In response, Scott McClellan, the White House spokesman, said: "I think the allegations are ridiculous, and unsupported by the facts. The United States is leading the way when it comes to protecting human rights and promoting human dignity. We have liberated 50 million people in Iraq and Afghanistan. We have worked to advance freedom and democracy in the world so that people are governed under a rule of law, that there are protections in place for minority rights, that women's rights are advanced so that women can fully participate in societies where now they cannot."

"We've also - are leading the way when it comes to spreading compassion," Mr. McClellan said. "The United States leads the way when it comes to providing resources to combat the scourge of AIDS." Amnesty's language was among the strongest it has used and represented a sense in human rights groups that the treatment by the United States of prisoners in Afghanistan, Iraq and Guantánamo Bay had diminished its standing.

"It's not because the United States is the worst human rights abuser in the world but because it's the most influential," said Kenneth Roth, the executive director of Human Rights Watch, via phone from New York. "United States disregard for international human rights standards is damaging those standards," he said, referring to some governments with poor human rights records "citing the U.S. record to justify their own."

In a separate telephone interview, Dr. Schulz of Amnesty International USA acknowledged his organization had used "strong language" because it felt that "the United States has betrayed a very fundamental principle that this country stands for."

The focus on what Dr. Schulz called "the failure of global leadership" was a shift from times when Amnesty International concentrated on issues like the death penalty, which it opposes, in countries like China, and the plight of refugees.

Ms. Kahn said the Bush administration had "gone to great lengths to restrict the application of the Geneva Conventions and to 'redefine' torture."
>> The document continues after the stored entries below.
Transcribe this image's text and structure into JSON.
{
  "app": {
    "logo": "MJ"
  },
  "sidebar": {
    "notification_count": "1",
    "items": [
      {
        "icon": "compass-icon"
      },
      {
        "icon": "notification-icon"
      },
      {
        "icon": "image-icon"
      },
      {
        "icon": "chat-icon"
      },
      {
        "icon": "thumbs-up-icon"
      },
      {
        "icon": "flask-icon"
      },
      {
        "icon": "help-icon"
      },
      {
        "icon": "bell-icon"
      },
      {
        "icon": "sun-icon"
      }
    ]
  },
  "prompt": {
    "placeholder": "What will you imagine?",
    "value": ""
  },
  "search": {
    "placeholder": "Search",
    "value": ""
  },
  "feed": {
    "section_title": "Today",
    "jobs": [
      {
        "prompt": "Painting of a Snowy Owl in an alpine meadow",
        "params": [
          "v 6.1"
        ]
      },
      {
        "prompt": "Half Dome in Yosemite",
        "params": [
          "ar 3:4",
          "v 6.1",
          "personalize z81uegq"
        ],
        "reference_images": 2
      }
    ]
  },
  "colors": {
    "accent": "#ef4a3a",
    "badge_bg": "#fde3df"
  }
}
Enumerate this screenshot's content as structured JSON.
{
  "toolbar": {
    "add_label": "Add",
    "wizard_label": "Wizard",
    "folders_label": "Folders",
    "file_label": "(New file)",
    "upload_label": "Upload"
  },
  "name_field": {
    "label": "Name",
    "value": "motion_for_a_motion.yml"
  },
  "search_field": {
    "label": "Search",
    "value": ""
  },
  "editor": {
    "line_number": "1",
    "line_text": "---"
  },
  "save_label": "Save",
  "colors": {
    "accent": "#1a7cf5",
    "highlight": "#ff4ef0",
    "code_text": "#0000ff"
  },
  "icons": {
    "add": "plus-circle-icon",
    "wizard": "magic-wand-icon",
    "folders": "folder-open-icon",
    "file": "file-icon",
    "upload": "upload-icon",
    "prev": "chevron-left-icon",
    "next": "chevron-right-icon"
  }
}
"It has sought to justify the use of coercive interrogation techniques, the practice of holding 'ghost detainees' (people in unacknowledged incommunicado detention) and the 'rendering' or handing over of prisoners to third countries known to practice torture," she said.

She also criticized the European Union and some United Nations institutions, saying the Security Council had "failed to muster the will to take effective action in Darfur" in Sudan.